I have found a way around for a basic hierarchical regression, I just convert X_media and beta matrix to vectors, then continue with the dot product based on dma and variable/coefficient index. What I still have to figure out is how to apply the loop shown above to a ragged dataset

```
data {
// the total number of observations/rows
int<lower=1> K;
// rows with media data sizes
int s[K];
// rows with control data sizes
int p[K];
// the total length of media_vector; NAs removed
int<lower=1> V;
// the total length of control_vector; NAs removed
int<lower=1> C;
//the number of DMAs
int<lower=1> J;
//vector of media_dma indeces, for non_segment indexing
int<lower=1,upper=J> dma[K];
//vector of media_dma indeces
int<lower=1,upper=J> dmamedia[V];
//vector of control_dma indeces
int<lower=1,upper=J> dmacontrol[C];
// the vector of sales
real Y[K];
// the number of media channels
int<lower=1> num_media;
// the beta index
int<lower=1,upper=num_media> kk[V];
// the vector of media
row_vector[V] X_media;
// the number of other control variables
int<lower=1> num_ctrl;
// the controls index
int<lower=1,upper=num_media> jj[C];
// a vector of control variables
real<lower=0> X_ctrl[C];
}
parameters {
// residual variance
real<lower=0> noise_var;
// the population level intercept
real tau;
// the population coefficients for media variables
vector<lower=0>[num_media] beta_medias;
// popultaion level coffecients for other control variables
vector[num_ctrl] gamma_ctrl;
// group level coffecients for intercept
vector[J] theta;
// the group coefficients for media variables
vector[num_media] beta[J];
// the group coffecients for control
vector[num_ctrl] gamma[J];
// the standard deviation of intercept
real<lower=0>sigma_tau;
// the standard deviation of betas
real<lower=0>sigma_beta;
// sd of controll
real<lower=0>sigma_gamma;
}
transformed parameters {
row_vector[V] beta_vector;
row_vector[C] gamma_vector;
for(i in 1:V){
beta_vector[i] = beta[dmamedia[i],kk[i]];
}
for(i in 1:C){
gamma_vector[i] = gamma[dmacontol[i],jj[i]];
}
}
model{
int pos;
int pos_c;
vector[K] mu;
tau ~ normal(0,1);
sigma_tau ~ cauchy(0,2.5);
sigma_beta ~ cauchy(0,2.5);
sigma_gamma ~ cauchy(0,2.5);
for (j in 1:J){
theta[j] ~ normal(tau,sigma_tau);
}
beta_medias ~ normal(0,1);
for (j in 1:J){
beta[j] ~ normal(beta_medias,sigma_beta);
}
gamma_ctrl ~ normal(0,1);
for (j in 1:J) {
gamma[j] ~ normal(gamma_ctrl,sigma_gamma);
}
noise_var ~ normal(0, 0.05 * 0.01);
pos = 1;
pos_c = 1;
for(k in 1:K){
Y ~ normal(theta[dma[k]] + dot_product(segment(X_media, pos, s[k] ),segment(beta_vector, pos, s[k])),sqrt(noise_var) + dot_product(segment(X_ctrl, pos_c, p[k] ),segment(gamma_vector, pos_c, p[k])),sqrt(noise_var)); //compute the linear predictor using relevant group-level regression coefficients
pos = pos + s[k];
pos_c = pos_c + p[k];
}
}
```

Sorry for taking long to get back to you.
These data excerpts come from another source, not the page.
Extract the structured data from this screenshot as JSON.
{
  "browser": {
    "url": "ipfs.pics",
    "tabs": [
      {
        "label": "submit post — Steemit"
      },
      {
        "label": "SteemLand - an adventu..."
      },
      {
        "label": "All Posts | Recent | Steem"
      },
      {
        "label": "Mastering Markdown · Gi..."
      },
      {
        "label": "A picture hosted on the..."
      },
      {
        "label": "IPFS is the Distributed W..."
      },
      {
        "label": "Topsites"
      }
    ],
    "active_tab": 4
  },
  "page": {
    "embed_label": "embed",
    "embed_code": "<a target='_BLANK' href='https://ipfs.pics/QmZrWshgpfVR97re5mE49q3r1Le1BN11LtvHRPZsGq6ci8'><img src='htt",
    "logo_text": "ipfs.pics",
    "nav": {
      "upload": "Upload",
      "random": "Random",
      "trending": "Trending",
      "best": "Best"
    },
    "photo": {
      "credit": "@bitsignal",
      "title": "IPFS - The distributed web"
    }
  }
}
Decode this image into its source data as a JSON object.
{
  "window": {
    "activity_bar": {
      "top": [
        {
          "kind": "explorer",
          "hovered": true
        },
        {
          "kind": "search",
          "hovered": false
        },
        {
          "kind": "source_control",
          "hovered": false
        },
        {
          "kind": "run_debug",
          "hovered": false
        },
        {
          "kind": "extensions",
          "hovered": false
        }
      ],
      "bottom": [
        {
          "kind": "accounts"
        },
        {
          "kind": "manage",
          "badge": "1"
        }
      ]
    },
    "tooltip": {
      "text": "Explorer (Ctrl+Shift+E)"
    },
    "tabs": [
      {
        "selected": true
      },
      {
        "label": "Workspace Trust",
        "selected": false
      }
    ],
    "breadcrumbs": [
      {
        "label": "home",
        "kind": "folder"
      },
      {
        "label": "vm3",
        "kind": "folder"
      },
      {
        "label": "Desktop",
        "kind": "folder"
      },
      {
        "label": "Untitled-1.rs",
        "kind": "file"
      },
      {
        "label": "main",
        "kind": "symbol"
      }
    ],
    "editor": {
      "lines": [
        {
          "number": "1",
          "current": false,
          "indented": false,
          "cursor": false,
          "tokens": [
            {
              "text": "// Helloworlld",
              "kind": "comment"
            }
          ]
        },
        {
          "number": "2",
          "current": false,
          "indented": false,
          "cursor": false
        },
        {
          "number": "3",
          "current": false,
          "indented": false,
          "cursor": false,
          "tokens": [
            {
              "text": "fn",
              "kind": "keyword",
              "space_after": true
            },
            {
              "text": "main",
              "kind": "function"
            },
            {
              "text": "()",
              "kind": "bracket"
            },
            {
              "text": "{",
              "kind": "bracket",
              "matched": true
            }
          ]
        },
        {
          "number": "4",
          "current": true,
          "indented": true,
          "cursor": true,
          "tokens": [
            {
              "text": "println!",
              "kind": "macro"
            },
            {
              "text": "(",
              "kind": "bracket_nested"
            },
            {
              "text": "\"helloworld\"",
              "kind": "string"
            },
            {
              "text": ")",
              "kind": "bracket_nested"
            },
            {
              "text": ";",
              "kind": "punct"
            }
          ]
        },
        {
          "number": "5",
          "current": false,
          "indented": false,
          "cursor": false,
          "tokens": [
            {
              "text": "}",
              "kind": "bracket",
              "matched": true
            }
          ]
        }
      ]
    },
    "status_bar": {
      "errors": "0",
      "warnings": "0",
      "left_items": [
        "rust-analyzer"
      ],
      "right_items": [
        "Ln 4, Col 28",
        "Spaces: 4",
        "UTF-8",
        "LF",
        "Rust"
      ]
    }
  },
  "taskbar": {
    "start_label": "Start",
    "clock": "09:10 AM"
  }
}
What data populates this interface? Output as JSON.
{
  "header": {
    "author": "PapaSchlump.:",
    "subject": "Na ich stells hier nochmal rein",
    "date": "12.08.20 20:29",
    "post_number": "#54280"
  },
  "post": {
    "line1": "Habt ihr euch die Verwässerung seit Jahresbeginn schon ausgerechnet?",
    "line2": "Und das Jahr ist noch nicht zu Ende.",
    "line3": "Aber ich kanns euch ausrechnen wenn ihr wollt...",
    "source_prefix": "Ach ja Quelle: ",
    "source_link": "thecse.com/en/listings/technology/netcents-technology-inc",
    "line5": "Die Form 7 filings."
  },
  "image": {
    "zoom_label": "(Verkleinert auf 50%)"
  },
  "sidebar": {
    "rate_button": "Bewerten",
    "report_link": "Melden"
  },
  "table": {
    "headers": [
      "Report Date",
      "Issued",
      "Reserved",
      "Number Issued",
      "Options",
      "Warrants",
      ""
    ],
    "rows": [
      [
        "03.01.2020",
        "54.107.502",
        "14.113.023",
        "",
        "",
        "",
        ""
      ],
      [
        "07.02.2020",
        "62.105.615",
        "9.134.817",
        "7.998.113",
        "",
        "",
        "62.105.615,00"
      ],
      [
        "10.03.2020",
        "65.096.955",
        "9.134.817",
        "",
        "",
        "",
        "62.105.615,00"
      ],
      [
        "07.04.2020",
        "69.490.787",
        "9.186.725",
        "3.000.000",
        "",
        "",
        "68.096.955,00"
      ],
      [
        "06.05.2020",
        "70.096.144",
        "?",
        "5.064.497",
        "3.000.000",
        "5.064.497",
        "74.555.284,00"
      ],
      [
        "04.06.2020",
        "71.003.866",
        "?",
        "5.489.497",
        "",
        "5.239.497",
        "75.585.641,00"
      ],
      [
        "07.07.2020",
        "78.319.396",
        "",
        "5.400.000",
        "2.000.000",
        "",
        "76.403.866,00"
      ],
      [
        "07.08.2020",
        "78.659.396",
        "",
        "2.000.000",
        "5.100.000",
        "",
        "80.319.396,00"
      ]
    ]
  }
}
Do I understand correctly that what you need is to have a `beta`

(and `gamma`

) coefficient for each value of `dmamedia`

. I.e. `dmamedia`

act as predictors. For any single `Y`

there is a single `dma`

and each `dma`

corresponds to a set of `dmamedia`

that are active?

If that is so, one way would be to just preprocess the data in R (or wherever you call your model from) to have a direct `matrix[V,K] dmamedia_expanded`

with 0-1 entries when the media is present / absent and then use it directly? (`real value = dot_product(dmamedia_expanded[,k], beta[dma[k]];`

(you could also build this in Stan, but that is IMHO more annoying).

Does that make sense? Or I am misunderstanding you?